In 2013, the company settled with the Justice Department. It pled guilty to felony charges and had to shell out $500 million in fines. Daiichi Sankyo declared that information about the US investigations had been withheld from it when it bought the company and took the Singh brothers to arbitration in Singapore. A year later, the Japanese eventually washed their hands of the whole mess, selling for $3.2 billion the company for which it had paid $4.6 billion a few years earlier. Daiichi Sankyo had already, in 2009, recorded a $4 billion “non-cash valuation loss” on its purchase.
These are big numbers, and it was galling for most -- especially those thinking of investing in India -- to see that the Singh brothers had emerged from the fiasco unscathed. They took control of India’s largest hospital chain, their holdings in which they were poised to sell at a price that valued the new companies they ran at $2.9 billion. Few doubted that they bore a large part of the blame for the Ranbaxy disaster. But there seemed no way for them to be held accountable.
Even when the Singapore arbitration court declared last year that the Singh brothers should pay Daiichi Sankyo $385 million because they had concealed information about Ranbaxy, one remained doubtful that anything would happen. After all, India is notoriously sniffy about arbitration outside its own overburdened judicial system, and the Singh brothers seemed more than capable of persuading the Indian courts to ignore the Singapore judgment.

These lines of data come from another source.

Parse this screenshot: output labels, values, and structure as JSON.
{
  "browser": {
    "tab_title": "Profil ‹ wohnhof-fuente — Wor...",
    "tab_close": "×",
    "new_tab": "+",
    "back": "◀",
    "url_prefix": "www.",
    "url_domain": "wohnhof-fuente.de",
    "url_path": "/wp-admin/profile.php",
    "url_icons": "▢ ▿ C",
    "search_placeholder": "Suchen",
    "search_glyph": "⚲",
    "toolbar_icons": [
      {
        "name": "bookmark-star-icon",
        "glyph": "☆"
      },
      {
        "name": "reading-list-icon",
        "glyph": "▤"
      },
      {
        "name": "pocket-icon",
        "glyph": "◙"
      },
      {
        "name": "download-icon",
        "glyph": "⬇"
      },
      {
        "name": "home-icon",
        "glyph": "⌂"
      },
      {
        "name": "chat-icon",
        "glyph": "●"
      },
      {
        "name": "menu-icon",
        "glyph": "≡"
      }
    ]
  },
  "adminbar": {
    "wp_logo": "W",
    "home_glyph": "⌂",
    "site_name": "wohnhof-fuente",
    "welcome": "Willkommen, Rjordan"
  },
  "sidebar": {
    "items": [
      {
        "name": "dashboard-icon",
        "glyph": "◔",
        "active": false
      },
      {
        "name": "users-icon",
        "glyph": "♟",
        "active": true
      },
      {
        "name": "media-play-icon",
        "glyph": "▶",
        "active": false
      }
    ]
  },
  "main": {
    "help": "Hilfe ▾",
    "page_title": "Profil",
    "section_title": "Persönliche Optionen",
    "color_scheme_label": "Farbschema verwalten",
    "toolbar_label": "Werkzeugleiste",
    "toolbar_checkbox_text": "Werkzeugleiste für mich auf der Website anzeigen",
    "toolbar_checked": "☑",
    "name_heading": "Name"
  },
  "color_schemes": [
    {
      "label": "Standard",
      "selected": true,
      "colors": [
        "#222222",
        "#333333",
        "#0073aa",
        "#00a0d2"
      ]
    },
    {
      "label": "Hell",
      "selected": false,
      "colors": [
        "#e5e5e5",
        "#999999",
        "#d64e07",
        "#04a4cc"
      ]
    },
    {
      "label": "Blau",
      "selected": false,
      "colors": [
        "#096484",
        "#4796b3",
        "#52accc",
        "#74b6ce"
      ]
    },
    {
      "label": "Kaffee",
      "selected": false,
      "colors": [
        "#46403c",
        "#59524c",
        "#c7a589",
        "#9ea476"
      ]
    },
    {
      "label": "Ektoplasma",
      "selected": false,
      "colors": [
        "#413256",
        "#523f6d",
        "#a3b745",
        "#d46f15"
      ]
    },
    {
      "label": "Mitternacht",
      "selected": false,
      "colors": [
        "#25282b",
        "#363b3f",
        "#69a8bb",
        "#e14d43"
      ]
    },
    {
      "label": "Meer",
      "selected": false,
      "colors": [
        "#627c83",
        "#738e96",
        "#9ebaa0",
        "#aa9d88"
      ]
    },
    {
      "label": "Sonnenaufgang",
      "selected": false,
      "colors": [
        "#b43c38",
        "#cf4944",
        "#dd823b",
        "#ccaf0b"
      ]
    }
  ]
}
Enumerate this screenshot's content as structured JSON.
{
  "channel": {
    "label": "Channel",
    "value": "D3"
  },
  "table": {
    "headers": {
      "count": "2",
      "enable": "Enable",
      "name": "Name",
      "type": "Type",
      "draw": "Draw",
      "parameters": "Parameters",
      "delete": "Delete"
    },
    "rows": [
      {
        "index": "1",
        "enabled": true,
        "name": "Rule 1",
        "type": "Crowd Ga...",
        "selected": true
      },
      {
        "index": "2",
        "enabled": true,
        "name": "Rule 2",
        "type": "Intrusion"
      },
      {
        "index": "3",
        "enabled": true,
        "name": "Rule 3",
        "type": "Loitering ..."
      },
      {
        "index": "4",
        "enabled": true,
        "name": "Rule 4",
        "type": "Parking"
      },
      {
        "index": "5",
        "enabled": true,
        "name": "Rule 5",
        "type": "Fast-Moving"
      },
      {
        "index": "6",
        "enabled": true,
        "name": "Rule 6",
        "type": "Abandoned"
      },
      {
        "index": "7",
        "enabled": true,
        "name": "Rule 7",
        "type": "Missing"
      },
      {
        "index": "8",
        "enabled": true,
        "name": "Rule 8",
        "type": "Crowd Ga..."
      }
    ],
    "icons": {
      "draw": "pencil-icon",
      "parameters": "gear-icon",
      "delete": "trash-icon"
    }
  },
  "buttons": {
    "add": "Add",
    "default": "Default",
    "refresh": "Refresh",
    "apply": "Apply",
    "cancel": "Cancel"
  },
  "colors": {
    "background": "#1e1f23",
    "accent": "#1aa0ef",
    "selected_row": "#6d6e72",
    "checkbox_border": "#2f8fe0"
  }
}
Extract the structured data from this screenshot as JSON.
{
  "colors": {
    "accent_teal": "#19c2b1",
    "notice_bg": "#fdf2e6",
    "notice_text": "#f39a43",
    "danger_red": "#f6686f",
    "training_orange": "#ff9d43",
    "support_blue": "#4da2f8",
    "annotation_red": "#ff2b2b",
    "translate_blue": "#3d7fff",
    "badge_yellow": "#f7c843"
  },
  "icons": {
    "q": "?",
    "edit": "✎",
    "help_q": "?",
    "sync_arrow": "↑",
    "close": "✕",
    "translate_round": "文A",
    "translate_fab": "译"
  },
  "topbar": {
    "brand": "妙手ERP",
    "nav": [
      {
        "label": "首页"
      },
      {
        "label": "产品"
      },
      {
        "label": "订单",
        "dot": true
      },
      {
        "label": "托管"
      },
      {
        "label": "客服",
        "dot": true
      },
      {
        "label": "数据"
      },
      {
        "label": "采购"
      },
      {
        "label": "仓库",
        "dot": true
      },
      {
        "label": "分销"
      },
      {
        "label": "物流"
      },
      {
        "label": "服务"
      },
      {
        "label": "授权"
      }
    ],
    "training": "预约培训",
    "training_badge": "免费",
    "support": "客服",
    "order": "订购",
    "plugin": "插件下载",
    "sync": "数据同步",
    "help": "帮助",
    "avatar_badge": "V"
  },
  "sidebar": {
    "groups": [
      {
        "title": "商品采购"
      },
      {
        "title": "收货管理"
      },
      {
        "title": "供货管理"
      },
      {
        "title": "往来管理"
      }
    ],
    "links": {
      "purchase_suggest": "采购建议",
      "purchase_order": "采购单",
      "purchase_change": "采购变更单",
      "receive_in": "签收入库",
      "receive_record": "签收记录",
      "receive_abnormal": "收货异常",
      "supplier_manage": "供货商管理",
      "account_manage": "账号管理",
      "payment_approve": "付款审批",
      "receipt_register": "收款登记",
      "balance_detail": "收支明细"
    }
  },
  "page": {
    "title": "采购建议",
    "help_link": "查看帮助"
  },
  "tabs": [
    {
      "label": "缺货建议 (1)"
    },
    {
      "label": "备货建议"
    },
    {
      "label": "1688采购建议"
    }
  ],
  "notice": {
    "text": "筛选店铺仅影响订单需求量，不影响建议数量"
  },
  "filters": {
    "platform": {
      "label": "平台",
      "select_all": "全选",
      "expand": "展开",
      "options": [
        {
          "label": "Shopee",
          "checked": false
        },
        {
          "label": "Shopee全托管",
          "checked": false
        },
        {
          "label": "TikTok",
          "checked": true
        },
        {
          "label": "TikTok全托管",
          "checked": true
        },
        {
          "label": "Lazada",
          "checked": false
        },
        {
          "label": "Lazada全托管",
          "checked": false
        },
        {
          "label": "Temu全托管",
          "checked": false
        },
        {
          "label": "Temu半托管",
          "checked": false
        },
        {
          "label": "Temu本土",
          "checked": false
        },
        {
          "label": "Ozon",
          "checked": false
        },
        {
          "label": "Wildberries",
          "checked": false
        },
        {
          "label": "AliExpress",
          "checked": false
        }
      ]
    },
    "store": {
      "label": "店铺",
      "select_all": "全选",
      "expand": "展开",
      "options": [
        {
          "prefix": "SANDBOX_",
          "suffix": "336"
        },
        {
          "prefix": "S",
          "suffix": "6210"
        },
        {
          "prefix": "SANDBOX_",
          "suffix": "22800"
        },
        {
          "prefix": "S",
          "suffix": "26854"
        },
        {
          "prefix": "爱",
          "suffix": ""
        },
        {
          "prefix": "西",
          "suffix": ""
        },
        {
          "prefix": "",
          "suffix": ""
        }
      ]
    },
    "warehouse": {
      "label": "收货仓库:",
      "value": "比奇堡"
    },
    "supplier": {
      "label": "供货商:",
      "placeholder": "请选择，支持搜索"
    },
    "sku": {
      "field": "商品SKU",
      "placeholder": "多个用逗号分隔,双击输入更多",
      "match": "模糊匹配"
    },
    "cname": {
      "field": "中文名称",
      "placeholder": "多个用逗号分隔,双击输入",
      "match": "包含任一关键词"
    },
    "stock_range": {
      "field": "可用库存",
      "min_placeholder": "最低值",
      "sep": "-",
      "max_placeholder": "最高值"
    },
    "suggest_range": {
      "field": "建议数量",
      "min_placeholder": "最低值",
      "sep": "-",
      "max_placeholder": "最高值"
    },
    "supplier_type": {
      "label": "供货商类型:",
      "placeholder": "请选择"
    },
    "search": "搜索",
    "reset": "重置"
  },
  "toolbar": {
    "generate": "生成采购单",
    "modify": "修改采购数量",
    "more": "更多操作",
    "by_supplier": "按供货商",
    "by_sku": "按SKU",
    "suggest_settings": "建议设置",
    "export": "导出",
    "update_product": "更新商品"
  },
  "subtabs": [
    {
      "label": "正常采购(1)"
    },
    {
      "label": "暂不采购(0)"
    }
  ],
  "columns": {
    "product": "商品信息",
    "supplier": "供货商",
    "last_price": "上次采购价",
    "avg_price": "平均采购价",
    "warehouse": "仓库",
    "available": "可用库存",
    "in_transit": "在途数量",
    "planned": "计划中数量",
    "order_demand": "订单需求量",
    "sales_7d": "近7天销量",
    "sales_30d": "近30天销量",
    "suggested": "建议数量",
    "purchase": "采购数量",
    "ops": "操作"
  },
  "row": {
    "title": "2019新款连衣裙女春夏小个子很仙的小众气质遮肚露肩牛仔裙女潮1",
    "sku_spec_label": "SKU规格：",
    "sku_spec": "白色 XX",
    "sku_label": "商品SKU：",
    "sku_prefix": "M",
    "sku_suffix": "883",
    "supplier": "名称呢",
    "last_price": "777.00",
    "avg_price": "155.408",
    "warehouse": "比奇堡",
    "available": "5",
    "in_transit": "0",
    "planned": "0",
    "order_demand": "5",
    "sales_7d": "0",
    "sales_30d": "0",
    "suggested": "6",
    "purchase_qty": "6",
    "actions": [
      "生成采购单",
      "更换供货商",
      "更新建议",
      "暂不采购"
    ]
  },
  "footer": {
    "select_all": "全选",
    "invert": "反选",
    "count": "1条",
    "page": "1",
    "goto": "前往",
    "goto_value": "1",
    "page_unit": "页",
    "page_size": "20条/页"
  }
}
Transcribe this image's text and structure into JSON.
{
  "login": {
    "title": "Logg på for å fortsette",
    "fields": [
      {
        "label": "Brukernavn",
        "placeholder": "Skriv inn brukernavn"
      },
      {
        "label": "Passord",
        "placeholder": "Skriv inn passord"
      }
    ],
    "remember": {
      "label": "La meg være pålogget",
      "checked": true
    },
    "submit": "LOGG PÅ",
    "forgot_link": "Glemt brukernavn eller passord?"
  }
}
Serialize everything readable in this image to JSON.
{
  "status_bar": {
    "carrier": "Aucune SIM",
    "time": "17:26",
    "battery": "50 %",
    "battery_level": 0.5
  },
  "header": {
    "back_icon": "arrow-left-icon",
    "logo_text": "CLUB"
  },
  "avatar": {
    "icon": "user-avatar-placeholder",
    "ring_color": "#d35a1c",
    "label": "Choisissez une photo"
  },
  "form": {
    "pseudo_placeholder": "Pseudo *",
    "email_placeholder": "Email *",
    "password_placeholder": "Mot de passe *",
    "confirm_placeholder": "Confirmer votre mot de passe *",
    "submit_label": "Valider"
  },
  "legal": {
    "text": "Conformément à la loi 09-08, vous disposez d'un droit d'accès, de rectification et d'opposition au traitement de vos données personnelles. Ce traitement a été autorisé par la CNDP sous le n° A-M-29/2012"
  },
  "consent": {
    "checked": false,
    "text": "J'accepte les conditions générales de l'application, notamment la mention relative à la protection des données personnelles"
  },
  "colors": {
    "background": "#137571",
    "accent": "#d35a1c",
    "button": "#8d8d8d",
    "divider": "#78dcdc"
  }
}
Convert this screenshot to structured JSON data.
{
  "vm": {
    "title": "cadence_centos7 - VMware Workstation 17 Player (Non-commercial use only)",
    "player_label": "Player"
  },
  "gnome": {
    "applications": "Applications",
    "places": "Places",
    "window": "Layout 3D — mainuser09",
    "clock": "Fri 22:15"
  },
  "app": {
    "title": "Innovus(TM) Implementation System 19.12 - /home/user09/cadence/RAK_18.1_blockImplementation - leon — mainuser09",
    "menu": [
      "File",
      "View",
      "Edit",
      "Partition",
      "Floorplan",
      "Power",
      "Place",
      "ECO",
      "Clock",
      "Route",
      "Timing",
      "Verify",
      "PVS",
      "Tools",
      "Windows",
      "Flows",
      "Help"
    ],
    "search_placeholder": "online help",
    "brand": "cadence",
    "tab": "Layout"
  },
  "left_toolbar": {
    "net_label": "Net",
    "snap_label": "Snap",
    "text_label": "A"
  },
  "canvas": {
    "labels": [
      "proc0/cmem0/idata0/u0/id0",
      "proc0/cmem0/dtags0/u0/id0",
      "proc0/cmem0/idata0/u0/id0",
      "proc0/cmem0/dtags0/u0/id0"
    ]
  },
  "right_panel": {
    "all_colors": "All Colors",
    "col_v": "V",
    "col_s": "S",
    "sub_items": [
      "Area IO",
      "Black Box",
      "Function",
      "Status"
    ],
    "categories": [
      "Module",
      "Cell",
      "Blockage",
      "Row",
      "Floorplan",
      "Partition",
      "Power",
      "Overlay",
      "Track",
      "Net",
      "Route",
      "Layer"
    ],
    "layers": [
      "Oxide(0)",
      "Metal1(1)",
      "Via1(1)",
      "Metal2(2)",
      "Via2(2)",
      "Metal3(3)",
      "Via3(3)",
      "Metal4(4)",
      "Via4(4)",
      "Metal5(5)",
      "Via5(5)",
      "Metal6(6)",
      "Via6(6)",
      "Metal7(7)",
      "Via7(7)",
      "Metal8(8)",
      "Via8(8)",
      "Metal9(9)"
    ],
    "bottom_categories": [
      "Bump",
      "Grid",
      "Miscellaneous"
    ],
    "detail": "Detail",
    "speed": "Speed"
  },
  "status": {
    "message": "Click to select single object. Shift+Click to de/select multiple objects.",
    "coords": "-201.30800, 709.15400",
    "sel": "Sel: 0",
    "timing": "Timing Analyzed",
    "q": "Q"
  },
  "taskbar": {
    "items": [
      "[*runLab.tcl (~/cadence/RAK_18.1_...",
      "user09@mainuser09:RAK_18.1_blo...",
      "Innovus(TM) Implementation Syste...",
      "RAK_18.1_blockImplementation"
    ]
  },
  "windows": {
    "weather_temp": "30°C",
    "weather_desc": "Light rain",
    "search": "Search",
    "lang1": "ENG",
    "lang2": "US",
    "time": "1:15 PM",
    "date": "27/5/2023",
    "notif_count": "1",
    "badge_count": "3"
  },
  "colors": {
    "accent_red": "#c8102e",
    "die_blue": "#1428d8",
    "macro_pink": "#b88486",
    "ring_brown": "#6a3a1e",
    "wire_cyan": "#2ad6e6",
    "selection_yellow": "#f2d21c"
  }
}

Last fortnight, however, came surprising news: The Delhi High Court said that the brothers would have to pay up after all. They immediately resigned from their posts at their hospital chain, Fortis, and the company’s shares went up 24 per cent. And now, Bloomberg has reported that the two brothers appear to have taken $78 million out of Fortis last year without board approval. Regulators are looking into the accusation.
And because karma -- or Indian institutions -- might take a while to catch up with you (but when it happens your bones are in danger of being ground exceedingly small), it turns out that the Singh brothers are also being sued by a New York investor who accuses them of siphoning off about $300 million from a financial-services firm they also control.
When I listen to glum foreign investors tell their horror stories about Indian partners who weren’t all they seemed, I get the sense that they simply don’t believe that there’s any accountability to be had in India. That the system is stacked against outsiders or the poorly connected. And there’s some truth to that: It's a big reason why India doesn’t look like a great place to do business.
But I also try to argue that, given time, the Indian system can and does work, like it seems to be doing with the Singhs. This is the kind of strength that doing-business indices won’t always catch: the power of free courts and independent regulators, of an active media and powerful activists. As long as India has these, investors will keep on coming -- regardless of the tales their predecessors have to tell.